Son discours s'embrouille. Ses propos ne sont pas limpides pourtant, Éridan les comprend parfaitement.

« Je voulais pas m'énerver, je suis désolée.

– C'est déjà pardonné, Ana. J'aurais dû vous le dire plus tôt, j'aurais dû...

– T'as rien à te reprocher, tu ne nous dois rien, déclare Romane. Si tu ressens le besoin de nous le partager, on t'écoutera, on est là pour ça. Mais ne te sens pas obligé de nous le dire si tu ne veux pas.

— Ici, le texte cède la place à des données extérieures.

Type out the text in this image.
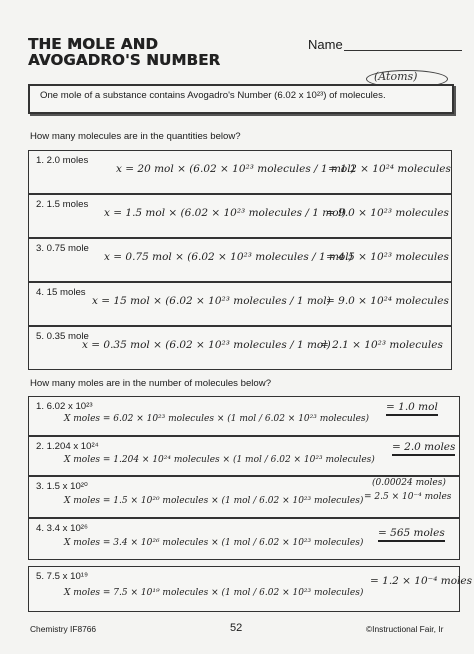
THE MOLE AND
AVOGADRO'S NUMBER
Name
(Atoms)
One mole of a substance contains Avogadro's Number (6.02 x 10²³) of molecules.
How many molecules are in the quantities below?
1. 2.0 moles
x = 20 mol × (6.02 × 10²³ molecules / 1 mol)
= 1.2 × 10²⁴ molecules
2. 1.5 moles
x = 1.5 mol × (6.02 × 10²³ molecules / 1 mol)
= 9.0 × 10²³ molecules
3. 0.75 mole
x = 0.75 mol × (6.02 × 10²³ molecules / 1 mol)
= 4.5 × 10²³ molecules
4. 15 moles
x = 15 mol × (6.02 × 10²³ molecules / 1 mol)
= 9.0 × 10²⁴ molecules
5. 0.35 mole
x = 0.35 mol × (6.02 × 10²³ molecules / 1 mol)
= 2.1 × 10²³ molecules
How many moles are in the number of molecules below?
1. 6.02 x 10²³
X moles = 6.02 × 10²³ molecules × (1 mol / 6.02 × 10²³ molecules)
= 1.0 mol
2. 1.204 x 10²⁴
X moles = 1.204 × 10²⁴ molecules × (1 mol / 6.02 × 10²³ molecules)
= 2.0 moles
3. 1.5 x 10²⁰
X moles = 1.5 × 10²⁰ molecules × (1 mol / 6.02 × 10²³ molecules)
(0.00024 moles)
= 2.5 × 10⁻⁴ moles
4. 3.4 x 10²⁶
X moles = 3.4 × 10²⁶ molecules × (1 mol / 6.02 × 10²³ molecules)
= 565 moles
5. 7.5 x 10¹⁹
X moles = 7.5 × 10¹⁹ molecules × (1 mol / 6.02 × 10²³ molecules)
= 1.2 × 10⁻⁴ moles
Chemistry IF8766	52	©Instructional Fair, Ir
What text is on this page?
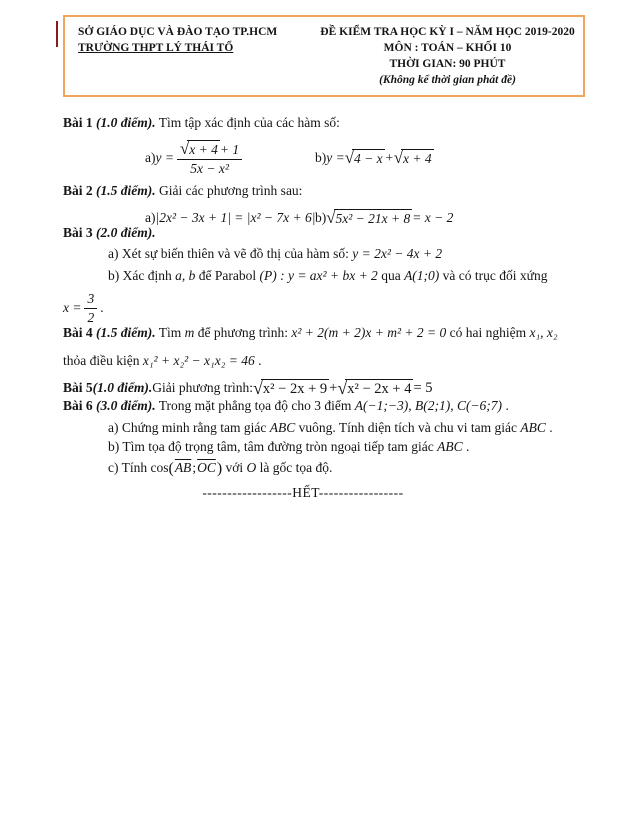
SỞ GIÁO DỤC VÀ ĐÀO TẠO TP.HCM
TRƯỜNG THPT LÝ THÁI TỔ
ĐỀ KIỂM TRA HỌC KỲ I – NĂM HỌC 2019-2020
MÔN : TOÁN – KHỐI 10
THỜI GIAN: 90 PHÚT
(Không kể thời gian phát đề)
Bài 1 (1.0 điểm). Tìm tập xác định của các hàm số:
a) y = √ $\frac{x + 4 + 1}{\text{5x − x²}}$	b) y = √ 4 − x + √ x + 4
Bài 2 (1.5 điểm). Giải các phương trình sau:
a) |2x² − 3x + 1| = |x² − 7x + 6| b) √ 5x² − 21x + 8 = x − 2
Bài 3 (2.0 điểm).
a) Xét sự biến thiên và vẽ đồ thị của hàm số: y = 2x² − 4x + 2
b) Xác định a, b để Parabol (P) : y = ax² + bx + 2 qua A(1;0) và có trục đối xứng
$x = \frac{3}{2}$ .
Bài 4 (1.5 điểm). Tìm m để phương trình: x² + 2(m + 2)x + m² + 2 = 0 có hai nghiệm x₁, x₂
thỏa điều kiện x₁² + x₂² − x₁x₂ = 46 .
Bài 5 (1.0 điểm). Giải phương trình: √ x² − 2x + 9 + √ x² − 2x + 4 = 5
Bài 6 (3.0 điểm). Trong mặt phẳng tọa độ cho 3 điểm A(−1;−3), B(2;1), C(−6;7) .
a) Chứng minh rằng tam giác ABC vuông. Tính diện tích và chu vi tam giác ABC .
b) Tìm tọa độ trọng tâm, tâm đường tròn ngoại tiếp tam giác ABC .
c) Tính $\cos(\overline{AB};\overline{OC})$ với O là gốc tọa độ.
------------------HẾT-----------------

– Merci... C'est pas que je ne veux pas vous en parler, c'est dur, je trouve pas les mots. J'ai peur aussi, j'ai peur que ça change quelque chose entre nous. Je veux qu'on continue de rire et de faire des conneries ensemble...

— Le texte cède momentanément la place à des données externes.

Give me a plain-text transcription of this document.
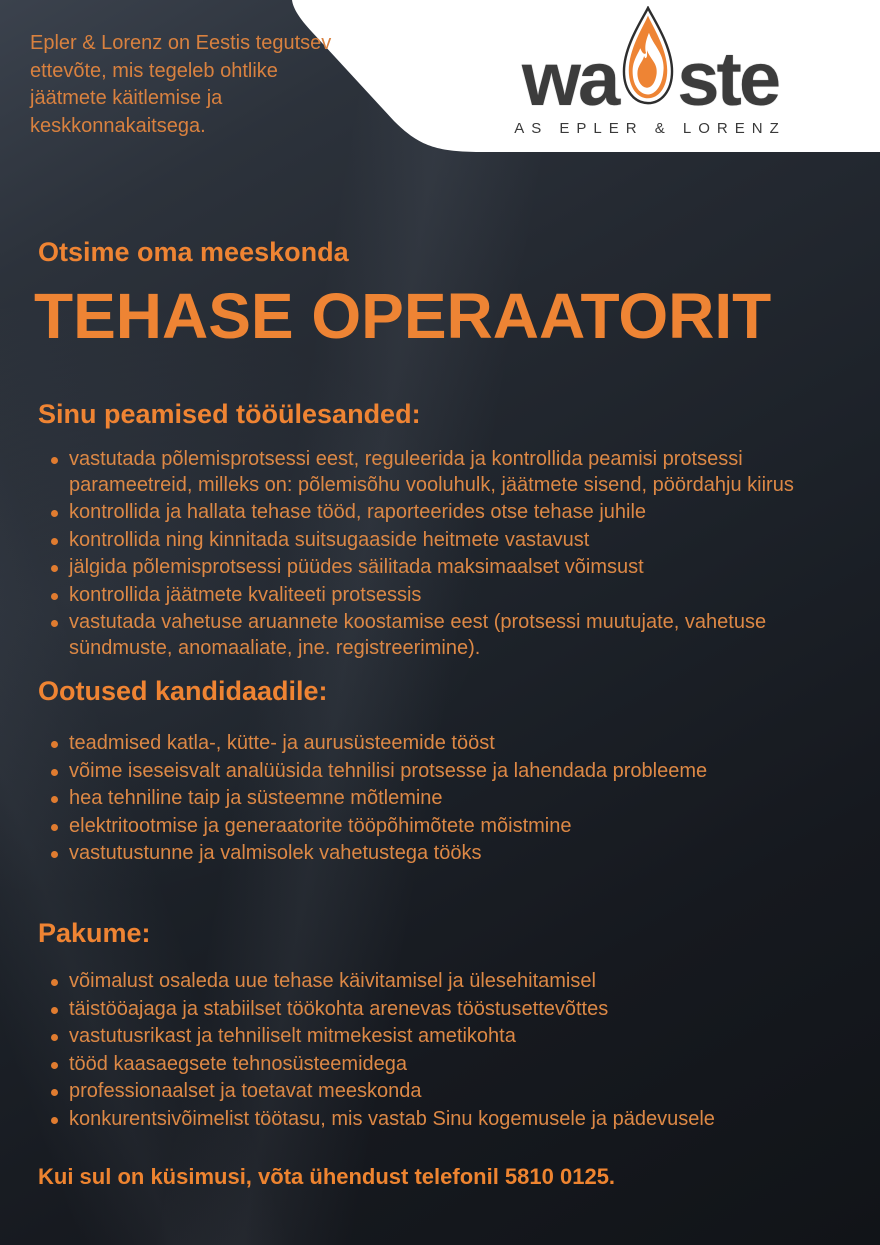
Epler & Lorenz on Eestis tegutsev ettevõte, mis tegeleb ohtlike jäätmete käitlemise ja keskkonnakaitsega.
wa ste
AS EPLER & LORENZ
Otsime oma meeskonda
TEHASE OPERAATORIT
Sinu peamised tööülesanded:
vastutada põlemisprotsessi eest, reguleerida ja kontrollida peamisi protsessi parameetreid, milleks on: põlemisõhu vooluhulk, jäätmete sisend, pöördahju kiirus
kontrollida ja hallata tehase tööd, raporteerides otse tehase juhile
kontrollida ning kinnitada suitsugaaside heitmete vastavust
jälgida põlemisprotsessi püüdes säilitada maksimaalset võimsust
kontrollida jäätmete kvaliteeti protsessis
vastutada vahetuse aruannete koostamise eest (protsessi muutujate, vahetuse sündmuste, anomaaliate, jne. registreerimine).
Ootused kandidaadile:
teadmised katla-, kütte- ja aurusüsteemide tööst
võime iseseisvalt analüüsida tehnilisi protsesse ja lahendada probleeme
hea tehniline taip ja süsteemne mõtlemine
elektritootmise ja generaatorite tööpõhimõtete mõistmine
vastutustunne ja valmisolek vahetustega tööks
Pakume:
võimalust osaleda uue tehase käivitamisel ja ülesehitamisel
täistööajaga ja stabiilset töökohta arenevas tööstusettevõttes
vastutusrikast ja tehniliselt mitmekesist ametikohta
tööd kaasaegsete tehnosüsteemidega
professionaalset ja toetavat meeskonda
konkurentsivõimelist töötasu, mis vastab Sinu kogemusele ja pädevusele
Kui sul on küsimusi, võta ühendust telefonil 5810 0125.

– L'un n'empêche pas l'autre, affirme Éridan.

– C'es plus drôle de rire avec quelqu'un, c'est moins lourd de porter ses problèmes avec quelqu'un, c'est mathématique !

– Wow, ça se voit que ça fait longtemps que t'as arrêté les maths, Charlie !

– C'est ça, moque-toi ! »

Éridan sourit. Cette soirée n'est pas comme les autres, ils ont le cœur en vrac, l'esprit dans la brume, pourtant, tous parviennent à reprendre leurs marques dans le désordre. Ils sont toujours les mêmes, il n'en doutait pas, mais voir le visage soulagé de Loïs rend cette reprise du naturel plus belle. Les nuages ne couvrent pas forcément le bleu du ciel. La lumière solaire parvient toujours à se frayer un chemin dans la masse. Difficilement, mais sûrement.

Le moral de tous est atteint et pourtant à mesure que leurs langues se délient et leurs cœurs se vident de leurs craintes et de leurs peurs, les sourires deviennent plus spontanés. La joie devient réelle, prémices d'un bonheur lointain.